A newly discovered family of malware targeting ATMs (automated teller machines) has been designed with the sole purpose of emptying cash from the safes of the self-serve machines, Trend Micro security researchers warn.
Dubbed Alice, the malware is the most stripped down ATM threat seen to date. The malware has no information stealing capabilities and can’t even be controlled via the ATM’s numeric keypad. Initially discovered in November 2016, Alice is believed to have been around since 2014, and Trend Micro says that it is only the eighth ATM malware family seen to date, although such threats have been around for over nine years.
Use of the malware requires physical access to an ATM, and Trend Micro suggests that it has been designed for money mules to steal all the money available in an attacked cash machine, something that malware such as GreenDispenser was seen doing last year.
Unlike that piece of malware, however, the new threat doesn’t connect to the ATM’s PIN pad and can also be used via Remote Desktop Protocol (RDP), although Trend Micro says that there’s no evidence of such use as of now.
Malware analysis revealed that Alice (the name was included in the version information of the binary) was packed with a commercial, off-the-shelf packer/obfuscator called VMProtect, which prevents execution inside debuggers. Further, the malware checks its environment before execution and terminates itself if it determines it isn’t running on an ATM (it checks for a couple of registry keys and also requires specific DLLs to be installed on the system).

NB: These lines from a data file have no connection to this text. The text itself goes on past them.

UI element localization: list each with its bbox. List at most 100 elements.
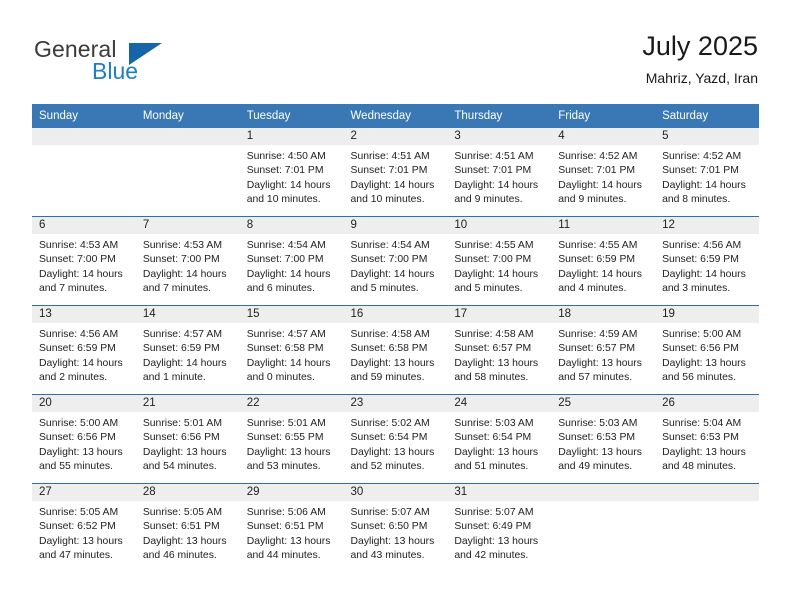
day-details: Sunrise: 4:51 AM Sunset: 7:01 PM Daylight:…	[447, 145, 551, 208]
sunrise-text: Sunrise: 4:59 AM	[558, 329, 638, 340]
sunset-text: Sunset: 6:59 PM	[39, 343, 116, 355]
calendar-day-cell[interactable]: 21 Sunrise: 5:01 AM Sunset: 6:56 PM Dayligh…	[135, 394, 240, 484]
calendar-day-cell[interactable]: 8 Sunrise: 4:54 AM Sunset: 7:00 PM Daylight…	[239, 216, 344, 306]
calendar-day-cell-empty	[655, 483, 759, 572]
day-number: 24	[447, 395, 552, 412]
day-number	[135, 128, 240, 145]
day-cell-inner: 23 Sunrise: 5:02 AM Sunset: 6:54 PM Dayligh…	[343, 395, 448, 483]
daylight-text-cont: and 7 minutes.	[39, 283, 108, 295]
sunrise-text: Sunrise: 4:50 AM	[246, 151, 326, 162]
calendar-day-cell[interactable]: 7 Sunrise: 4:53 AM Sunset: 7:00 PM Daylight…	[135, 216, 240, 306]
sunset-text: Sunset: 6:53 PM	[558, 432, 636, 444]
calendar-day-cell[interactable]: 2 Sunrise: 4:51 AM Sunset: 7:01 PM Daylight…	[343, 128, 448, 217]
day-number: 21	[135, 395, 240, 412]
day-details: Sunrise: 5:01 AM Sunset: 6:55 PM Daylight:…	[240, 412, 344, 475]
daylight-text: Daylight: 14 hours	[454, 268, 539, 280]
weekday-header-sunday: Sunday	[32, 104, 136, 128]
calendar-day-cell[interactable]: 15 Sunrise: 4:57 AM Sunset: 6:58 PM Dayligh…	[239, 305, 344, 395]
daylight-text: Daylight: 13 hours	[246, 446, 331, 458]
daylight-text-cont: and 53 minutes.	[246, 461, 321, 473]
daylight-text: Daylight: 13 hours	[454, 357, 539, 369]
daylight-text: Daylight: 14 hours	[142, 357, 227, 369]
calendar-day-cell[interactable]: 1 Sunrise: 4:50 AM Sunset: 7:01 PM Daylight…	[239, 128, 344, 217]
day-cell-inner: 14 Sunrise: 4:57 AM Sunset: 6:59 PM Dayligh…	[135, 306, 240, 394]
daylight-text-cont: and 7 minutes.	[142, 283, 212, 295]
daylight-text: Daylight: 14 hours	[39, 357, 123, 369]
day-details	[32, 145, 136, 150]
day-number	[655, 484, 759, 501]
day-details: Sunrise: 5:03 AM Sunset: 6:54 PM Daylight:…	[447, 412, 551, 475]
calendar-day-cell[interactable]: 17 Sunrise: 4:58 AM Sunset: 6:57 PM Dayligh…	[447, 305, 552, 395]
sunset-text: Sunset: 6:50 PM	[350, 521, 428, 533]
calendar-week-row: 13 Sunrise: 4:56 AM Sunset: 6:59 PM Dayligh…	[32, 305, 759, 395]
daylight-text-cont: and 5 minutes.	[350, 283, 419, 295]
calendar-day-cell[interactable]: 4 Sunrise: 4:52 AM Sunset: 7:01 PM Daylight…	[551, 128, 656, 217]
day-details: Sunrise: 4:54 AM Sunset: 7:00 PM Daylight:…	[240, 234, 344, 297]
calendar-day-cell[interactable]: 25 Sunrise: 5:03 AM Sunset: 6:53 PM Dayligh…	[551, 394, 656, 484]
day-number: 15	[239, 306, 344, 323]
day-details: Sunrise: 4:56 AM Sunset: 6:59 PM Daylight:…	[32, 323, 136, 386]
title-block: July 2025 Mahriz, Yazd, Iran	[642, 30, 758, 88]
day-cell-inner: 27 Sunrise: 5:05 AM Sunset: 6:52 PM Dayligh…	[32, 484, 136, 572]
calendar-day-cell[interactable]: 20 Sunrise: 5:00 AM Sunset: 6:56 PM Dayligh…	[32, 394, 136, 484]
day-number: 20	[32, 395, 136, 412]
calendar-day-cell[interactable]: 10 Sunrise: 4:55 AM Sunset: 7:00 PM Dayligh…	[447, 216, 552, 306]
calendar-day-cell[interactable]: 11 Sunrise: 4:55 AM Sunset: 6:59 PM Dayligh…	[551, 216, 656, 306]
calendar-day-cell[interactable]: 22 Sunrise: 5:01 AM Sunset: 6:55 PM Dayligh…	[239, 394, 344, 484]
calendar-day-cell[interactable]: 31 Sunrise: 5:07 AM Sunset: 6:49 PM Dayligh…	[447, 483, 552, 572]
sunset-text: Sunset: 6:57 PM	[454, 343, 532, 355]
daylight-text: Daylight: 13 hours	[350, 446, 435, 458]
calendar-day-cell[interactable]: 29 Sunrise: 5:06 AM Sunset: 6:51 PM Dayligh…	[239, 483, 344, 572]
calendar-day-cell[interactable]: 16 Sunrise: 4:58 AM Sunset: 6:58 PM Dayligh…	[343, 305, 448, 395]
daylight-text: Daylight: 14 hours	[39, 268, 123, 280]
calendar-day-cell[interactable]: 19 Sunrise: 5:00 AM Sunset: 6:56 PM Dayligh…	[655, 305, 759, 395]
calendar-day-cell[interactable]: 26 Sunrise: 5:04 AM Sunset: 6:53 PM Dayligh…	[655, 394, 759, 484]
calendar-day-cell[interactable]: 9 Sunrise: 4:54 AM Sunset: 7:00 PM Daylight…	[343, 216, 448, 306]
calendar-day-cell[interactable]: 18 Sunrise: 4:59 AM Sunset: 6:57 PM Dayligh…	[551, 305, 656, 395]
calendar-day-cell[interactable]: 30 Sunrise: 5:07 AM Sunset: 6:50 PM Dayligh…	[343, 483, 448, 572]
calendar-day-cell[interactable]: 12 Sunrise: 4:56 AM Sunset: 6:59 PM Dayligh…	[655, 216, 759, 306]
day-number: 10	[447, 217, 552, 234]
calendar-day-cell[interactable]: 13 Sunrise: 4:56 AM Sunset: 6:59 PM Dayligh…	[32, 305, 136, 395]
calendar-day-cell[interactable]: 27 Sunrise: 5:05 AM Sunset: 6:52 PM Dayligh…	[32, 483, 136, 572]
day-cell-inner: 10 Sunrise: 4:55 AM Sunset: 7:00 PM Dayligh…	[447, 217, 552, 305]
day-details: Sunrise: 4:58 AM Sunset: 6:58 PM Daylight:…	[344, 323, 448, 386]
sunset-text: Sunset: 7:01 PM	[246, 165, 324, 177]
day-details: Sunrise: 4:59 AM Sunset: 6:57 PM Daylight:…	[551, 323, 655, 386]
day-cell-inner: 30 Sunrise: 5:07 AM Sunset: 6:50 PM Dayligh…	[343, 484, 448, 572]
sunset-text: Sunset: 6:51 PM	[142, 521, 220, 533]
sunrise-text: Sunrise: 5:04 AM	[662, 418, 742, 429]
general-blue-logo[interactable]: General Blue	[34, 36, 264, 92]
calendar-day-cell[interactable]: 14 Sunrise: 4:57 AM Sunset: 6:59 PM Dayligh…	[135, 305, 240, 395]
day-number: 2	[343, 128, 448, 145]
calendar-day-cell[interactable]: 6 Sunrise: 4:53 AM Sunset: 7:00 PM Daylight…	[32, 216, 136, 306]
sunset-text: Sunset: 6:54 PM	[350, 432, 428, 444]
day-cell-inner: 6 Sunrise: 4:53 AM Sunset: 7:00 PM Daylight…	[32, 217, 136, 305]
sunrise-text: Sunrise: 5:05 AM	[39, 507, 119, 518]
daylight-text: Daylight: 14 hours	[662, 268, 746, 280]
calendar-day-cell[interactable]: 24 Sunrise: 5:03 AM Sunset: 6:54 PM Dayligh…	[447, 394, 552, 484]
calendar-day-cell[interactable]: 23 Sunrise: 5:02 AM Sunset: 6:54 PM Dayligh…	[343, 394, 448, 484]
sunset-text: Sunset: 7:01 PM	[662, 165, 739, 177]
daylight-text: Daylight: 13 hours	[39, 446, 123, 458]
day-details: Sunrise: 4:52 AM Sunset: 7:01 PM Daylight:…	[655, 145, 759, 208]
weekday-header-tuesday: Tuesday	[239, 104, 344, 128]
daylight-text-cont: and 47 minutes.	[39, 550, 113, 562]
daylight-text: Daylight: 13 hours	[454, 446, 539, 458]
calendar-day-cell[interactable]: 3 Sunrise: 4:51 AM Sunset: 7:01 PM Daylight…	[447, 128, 552, 217]
daylight-text-cont: and 3 minutes.	[662, 283, 731, 295]
calendar-day-cell[interactable]: 28 Sunrise: 5:05 AM Sunset: 6:51 PM Dayligh…	[135, 483, 240, 572]
calendar-day-cell[interactable]: 5 Sunrise: 4:52 AM Sunset: 7:01 PM Daylight…	[655, 128, 759, 217]
sunrise-text: Sunrise: 4:58 AM	[350, 329, 430, 340]
weekday-header-thursday: Thursday	[447, 104, 552, 128]
day-details: Sunrise: 5:01 AM Sunset: 6:56 PM Daylight:…	[136, 412, 240, 475]
day-cell-inner: 24 Sunrise: 5:03 AM Sunset: 6:54 PM Dayligh…	[447, 395, 552, 483]
sunset-text: Sunset: 6:56 PM	[39, 432, 116, 444]
daylight-text: Daylight: 13 hours	[454, 535, 539, 547]
weekday-header-wednesday: Wednesday	[343, 104, 448, 128]
weekday-header-monday: Monday	[135, 104, 240, 128]
day-details: Sunrise: 4:56 AM Sunset: 6:59 PM Daylight:…	[655, 234, 759, 297]
daylight-text-cont: and 6 minutes.	[246, 283, 315, 295]
daylight-text-cont: and 55 minutes.	[39, 461, 113, 473]
day-cell-inner: 28 Sunrise: 5:05 AM Sunset: 6:51 PM Dayligh…	[135, 484, 240, 572]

When running on a machine, Alice writes two files in the root directory, namely an empty 5 MB+ sized file called xfs_supp.sys and an error logfile called TRCERR.LOG. Next, it connects to the CurrencyDispenser1 peripheral, which is the dispenser device in the XFS environment and, if a correct PIN is provided, it displays information on the various cassettes with money loaded inside the machine.

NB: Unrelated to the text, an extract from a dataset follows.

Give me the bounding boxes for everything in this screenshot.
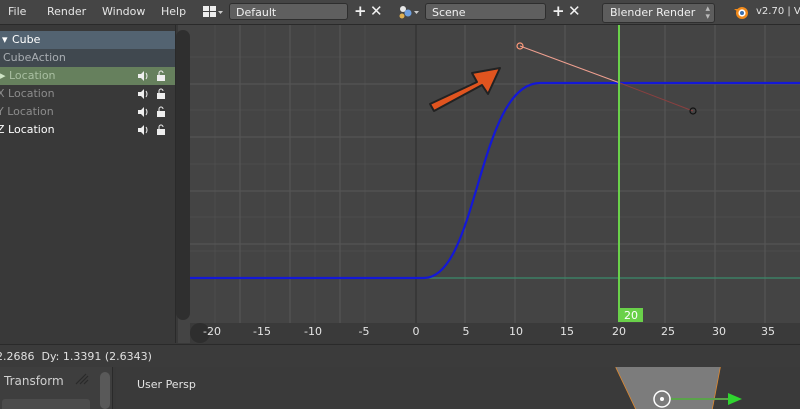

Because the malware only connects to the CurrencyDispenser1 peripheral and doesn’t attempt to use the machine’s PIN pad, the researchers believe that the attackers physically open the ATM and infect it via USB or CD-ROM. Moreover, they suggest that the actors connect a keyboard to the machine’s mainboard and operate the malware through it.
The security researchers discovered that Alice supports three commands, each issued via specific PINs: one to drop a file for uninstallation, another to exit the program and run the uninstallation/cleanup routine, and a third to open the “operator panel.” This panel is where information on the cash available inside the ATM is displayed.